Green energy schemes mainly enrich the better-off
A recent study from researchers at the University of California at Berkeley puts some hard numbers to a phenomenon that students of environmental policy have long suspected: many “green energy” initiatives are disproportionally pushing tax money to society’s better-off.
In The Distributional Effects of U.S. Clean Energy Tax Credits, researchers Severin Borenstein and Lucas Davis used tax return data to figure out who was getting the $18 billion in clean energy tax credits given out since 2006 for everything from home-efficiency refits, electric vehicle purchases, to installing solar panels.
Unsurprisingly, Borenstein and Davis found that most of that money went to the better-off. They calculate that:
The bottom three income quintiles have received about 10% of all credits, while the top quintile has received about 60%. The most extreme is the program aimed at electric vehicles, where we find that the top income quintile has received about 90% of all credits.
That top quintile of earners receiving tax credits are those earning adjusted gross incomes over US$75,000.
Of course, none of this should be too surprising. You can’t claim tax credits to pay for improving your home’s energy efficiency unless you own a home. You can’t claim clean energy credits for putting a windmill on your property unless you own (a lot) of property. Similarly, you can’t claim tax credits for buying an electric vehicle (EV) or hybrid car unless you’re able to afford new green vehicles that come with pretty high price tags.
That EV programs constitute a transfer of taxpayer dollars to its wealthier people has been recognized for more than 20 years.
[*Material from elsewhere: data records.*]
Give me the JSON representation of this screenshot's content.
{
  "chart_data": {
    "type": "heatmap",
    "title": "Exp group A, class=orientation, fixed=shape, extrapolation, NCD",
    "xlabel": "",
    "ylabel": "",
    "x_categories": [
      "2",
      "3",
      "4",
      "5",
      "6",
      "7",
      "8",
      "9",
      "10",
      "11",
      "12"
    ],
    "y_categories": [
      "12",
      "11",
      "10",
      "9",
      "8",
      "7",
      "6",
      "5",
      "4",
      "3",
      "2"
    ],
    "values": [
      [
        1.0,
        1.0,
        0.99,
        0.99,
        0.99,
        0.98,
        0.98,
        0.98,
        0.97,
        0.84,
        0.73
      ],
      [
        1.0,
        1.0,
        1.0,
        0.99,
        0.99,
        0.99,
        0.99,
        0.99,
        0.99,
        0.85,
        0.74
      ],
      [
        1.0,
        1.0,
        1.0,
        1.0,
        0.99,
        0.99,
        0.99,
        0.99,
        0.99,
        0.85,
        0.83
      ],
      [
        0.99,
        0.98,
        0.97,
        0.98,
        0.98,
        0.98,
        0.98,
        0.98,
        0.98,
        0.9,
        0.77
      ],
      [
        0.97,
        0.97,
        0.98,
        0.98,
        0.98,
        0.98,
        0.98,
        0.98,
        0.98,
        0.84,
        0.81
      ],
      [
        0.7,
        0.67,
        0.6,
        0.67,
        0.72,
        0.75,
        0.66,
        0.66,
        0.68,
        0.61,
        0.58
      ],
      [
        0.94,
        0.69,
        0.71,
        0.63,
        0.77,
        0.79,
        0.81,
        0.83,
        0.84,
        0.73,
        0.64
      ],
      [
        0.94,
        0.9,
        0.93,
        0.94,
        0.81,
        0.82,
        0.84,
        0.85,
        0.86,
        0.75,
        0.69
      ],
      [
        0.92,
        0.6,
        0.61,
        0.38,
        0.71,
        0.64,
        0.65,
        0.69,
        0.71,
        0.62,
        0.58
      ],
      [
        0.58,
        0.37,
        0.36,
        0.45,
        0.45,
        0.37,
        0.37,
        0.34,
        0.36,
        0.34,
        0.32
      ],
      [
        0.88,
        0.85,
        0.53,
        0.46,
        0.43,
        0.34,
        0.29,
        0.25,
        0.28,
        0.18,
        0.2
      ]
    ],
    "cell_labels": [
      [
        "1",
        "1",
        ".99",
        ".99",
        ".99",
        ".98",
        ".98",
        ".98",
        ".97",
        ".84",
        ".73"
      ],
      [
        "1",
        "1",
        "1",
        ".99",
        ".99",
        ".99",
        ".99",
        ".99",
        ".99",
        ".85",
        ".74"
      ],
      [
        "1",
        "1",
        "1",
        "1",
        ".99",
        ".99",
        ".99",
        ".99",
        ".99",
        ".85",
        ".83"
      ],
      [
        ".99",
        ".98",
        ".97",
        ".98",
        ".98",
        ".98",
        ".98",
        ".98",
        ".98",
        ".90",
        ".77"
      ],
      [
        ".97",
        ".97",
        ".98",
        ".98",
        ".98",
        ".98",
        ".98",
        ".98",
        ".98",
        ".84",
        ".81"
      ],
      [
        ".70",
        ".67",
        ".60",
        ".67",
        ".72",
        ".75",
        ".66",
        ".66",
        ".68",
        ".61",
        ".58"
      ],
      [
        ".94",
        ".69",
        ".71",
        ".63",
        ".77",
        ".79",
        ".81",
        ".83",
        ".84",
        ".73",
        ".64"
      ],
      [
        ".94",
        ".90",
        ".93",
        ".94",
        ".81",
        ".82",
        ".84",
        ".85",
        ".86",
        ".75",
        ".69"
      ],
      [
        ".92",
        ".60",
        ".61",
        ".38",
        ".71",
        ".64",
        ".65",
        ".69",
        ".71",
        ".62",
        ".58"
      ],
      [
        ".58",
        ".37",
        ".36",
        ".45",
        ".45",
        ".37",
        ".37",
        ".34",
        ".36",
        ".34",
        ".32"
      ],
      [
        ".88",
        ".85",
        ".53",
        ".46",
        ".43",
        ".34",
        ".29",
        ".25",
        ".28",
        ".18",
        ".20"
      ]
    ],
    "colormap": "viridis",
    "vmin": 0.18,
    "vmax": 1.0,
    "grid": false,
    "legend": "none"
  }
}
As I pointed out in an article on Subsidy-Powered Vehicles:
When the California government wanted to subsidize the last generation of electric vehicles, it offered more than $8,000 to people who leased GM’s EV1. But the only people who could do so belonged to households that earned more than $100,000 annually and had a regular petrol-powered car as their primary mode of transportation.
Borenstein and Davis observe that eco-taxes (whether direct, or implemented as cap-and-trade schemes) would be more equitable, which is likely true, but of course, such taxes have their own problems.
In order to leverage green technology into markets, green-tech advocates have convinced governments to spend untold billions of dollars subsidizing everything from solar panels, to electric cars, to windmills, to housing retrofits. Time after time, we see that these subsidies enrich the richer, far more than they benefit the less well-heeled.